IMPROVING SUSTAINABILITY OF RAINBOW TROUT PRODUCTION BY INTEGRATED DEVELOPMENT OF IMPROVED GRAINS, FEEDS, AND TROUT
Location: Small Grains and Potato Germplasm Research
Title: Factors Affecting Beta-Glucan prevention of bacterial diseases in fish
Submitted to: Annual Meeting World Aquaculture Society
Publication Type: Abstract Only
Publication Acceptance Date: March 5, 2011
Publication Date: March 12, 2011
Citation: Welker, T.L. 2011. Factors Affecting Beta-Glucan prevention of bacterial diseases in fish. Annual Meeting World Aquaculture Society. 11:38.

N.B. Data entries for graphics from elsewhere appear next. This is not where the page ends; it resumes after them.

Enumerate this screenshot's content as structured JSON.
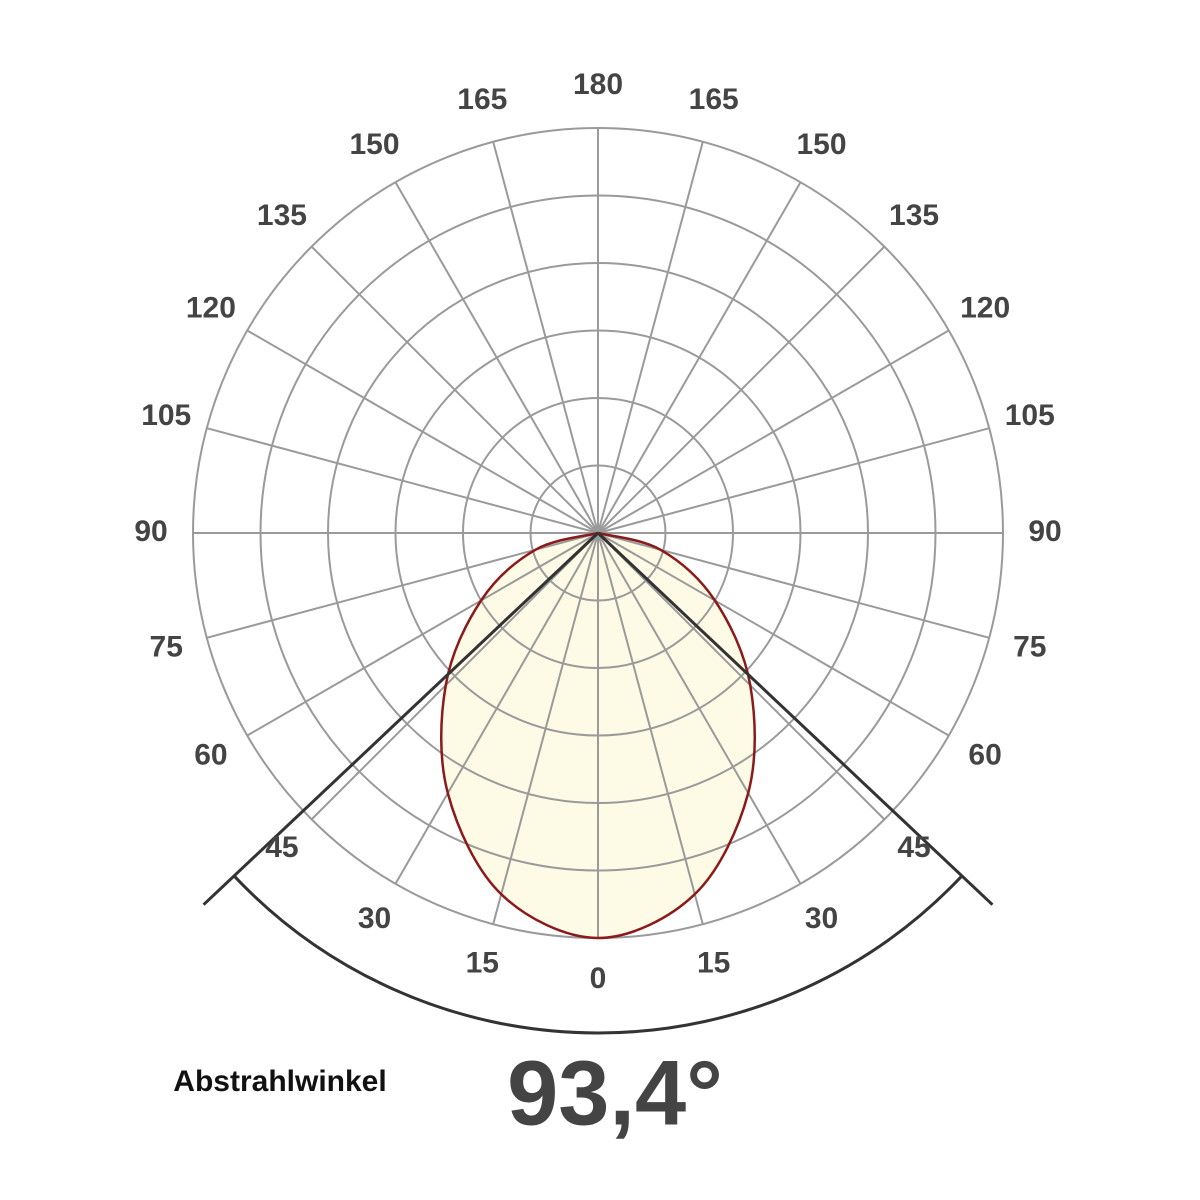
{
  "chart_data": {
    "type": "polar",
    "angles": [
      0,
      15,
      30,
      45,
      60,
      75,
      90
    ],
    "values": [
      6.0,
      5.54,
      4.45,
      3.19,
      2.0,
      0.96,
      0
    ],
    "color": "#8b1a1a",
    "fill": "#fdfae6",
    "rlim": [
      0,
      6
    ],
    "rticks": [
      1,
      2,
      3,
      4,
      5,
      6
    ],
    "angle_ticks": [
      0,
      15,
      30,
      45,
      60,
      75,
      90,
      105,
      120,
      135,
      150,
      165,
      180
    ],
    "beam_angle": {
      "value": 93.4,
      "label": "93,4°"
    },
    "beam_label": "Abstrahlwinkel"
  }
}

Glucans, particularly ß-1,3-glucan, added to fish feeds have shown promise in not only stimulating immune function but also in increasing disease resistance, but the results are highly variable with no clear trends discernable, even within many fish species. Several factors, including fish size, age, and species, bacterial pathogen, and water quality, contribute to this variability. However, glucan exposure dose, which is dictated by dietary concentration and feeding duration, may be the most important factor influencing the effectiveness of dietary ß-glucan supplementation on bacterial diseases in fish. Elevated levels of glucan intake, either through high dietary concentrations, extended feeding (normally, >4 weeks), or both, are thought to overload glucan receptors on phagocytic cells. Decreased immunity through elevated dietary intake of glucan has been reported in a number of fish species. Several studies have suggested that feeding of an unsupplemented basal diet for 1 to 2 weeks should follow administration of ß-glucan diets for optimal effects on immune function enhancement and disease resistance in fish, but research doesn’t always back this claim. Furthermore, current disease challenge models may not be adequate for assessing the effects of dietary glucans on immunity. The method of challenge (immersion vs. ip injection), challenge concentration of the bacterial pathogen, and the absence of stress may not represent culture conditions that lead to disease in intensive aquaculture. These factors further confuse dietary use of glucans and require further investigation. The optimal ratio of feeding duration and dietary ß-glucan concentration may be species and pathogen specific and additionally influenced by the factors mentioned, making determination of an effective feeding regimen difficult. Factors affecting glucan efficacy will be examined with examples from research and the literature.